While I liked playing baseball and (American) football as a kid, I have rarely felt much interest in viewing any team sports as a spectator, live or on TV. I have always been much more interested in viewing individual sports: ski jumping, diving, auto racing, log rolling, curling...even on rare occasions golf. Most of them I can't or wouldn't try as an adult. I did actually take a couple of golf lessons forty years ago, but I seemed to be able to knock the ball every direction but straight ahead and gave up. Then, too, golf has always struck me as that silly game where the players follow that little ball around all day. I know I'm not the only person who ever thought of golf that way. Even an uncle of mine told be he felt the same way for years, before he took up golf in retirement and got completely hooked on the game.
Televised golf also used to be kind of humorous. Remember when the sportscasters whispered all of their commentary and the tournament viewers on the course clapped in a bizarrely soft way, some of them wearing gloves?
Maybe part of the explanation for what has happened is that I don't have cable TV and am stuck with the sports offerings on broadcast TV, and also that this spring and summer, the auto races seem to be aired much more rarely than they used to be, and often the only individual sport on weekend broadcast TV might be golf, and the non-sport options often aren't very good: infomercials and really bad teenager movies.

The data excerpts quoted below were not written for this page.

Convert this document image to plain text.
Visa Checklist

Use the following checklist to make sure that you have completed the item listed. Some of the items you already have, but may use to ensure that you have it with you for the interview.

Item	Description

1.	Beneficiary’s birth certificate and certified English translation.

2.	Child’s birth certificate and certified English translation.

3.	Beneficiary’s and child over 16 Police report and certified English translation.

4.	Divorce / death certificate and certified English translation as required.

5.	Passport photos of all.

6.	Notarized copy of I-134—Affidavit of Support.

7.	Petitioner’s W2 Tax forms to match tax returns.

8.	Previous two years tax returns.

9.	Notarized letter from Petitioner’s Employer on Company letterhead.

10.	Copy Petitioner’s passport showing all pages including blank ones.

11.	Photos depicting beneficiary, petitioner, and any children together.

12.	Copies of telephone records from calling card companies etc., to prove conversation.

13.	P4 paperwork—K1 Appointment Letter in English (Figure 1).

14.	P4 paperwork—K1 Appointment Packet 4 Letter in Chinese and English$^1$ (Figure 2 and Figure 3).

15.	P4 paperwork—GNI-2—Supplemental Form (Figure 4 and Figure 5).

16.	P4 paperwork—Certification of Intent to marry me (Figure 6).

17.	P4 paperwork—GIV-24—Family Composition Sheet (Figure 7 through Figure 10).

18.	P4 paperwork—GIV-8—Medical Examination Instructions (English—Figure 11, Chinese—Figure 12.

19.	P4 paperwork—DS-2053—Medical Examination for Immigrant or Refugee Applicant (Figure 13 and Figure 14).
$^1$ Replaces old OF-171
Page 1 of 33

I think, too, it started in late winter, after an especially hard winter, and the golf courses looked so GREEN.... I started watching golf much more than I used to. Then lately CBS's golf commentary crew has added David Feherty, whose dry witticisms I find very entertaining.
Whatever the cause, I find myself watching golf every week. I find myself sitting through hours of TV golf now. "Is this really me, now?" I wonder. I'm afraid there might not be a cure. It is at least a small comfort to imagine that Bing would approve.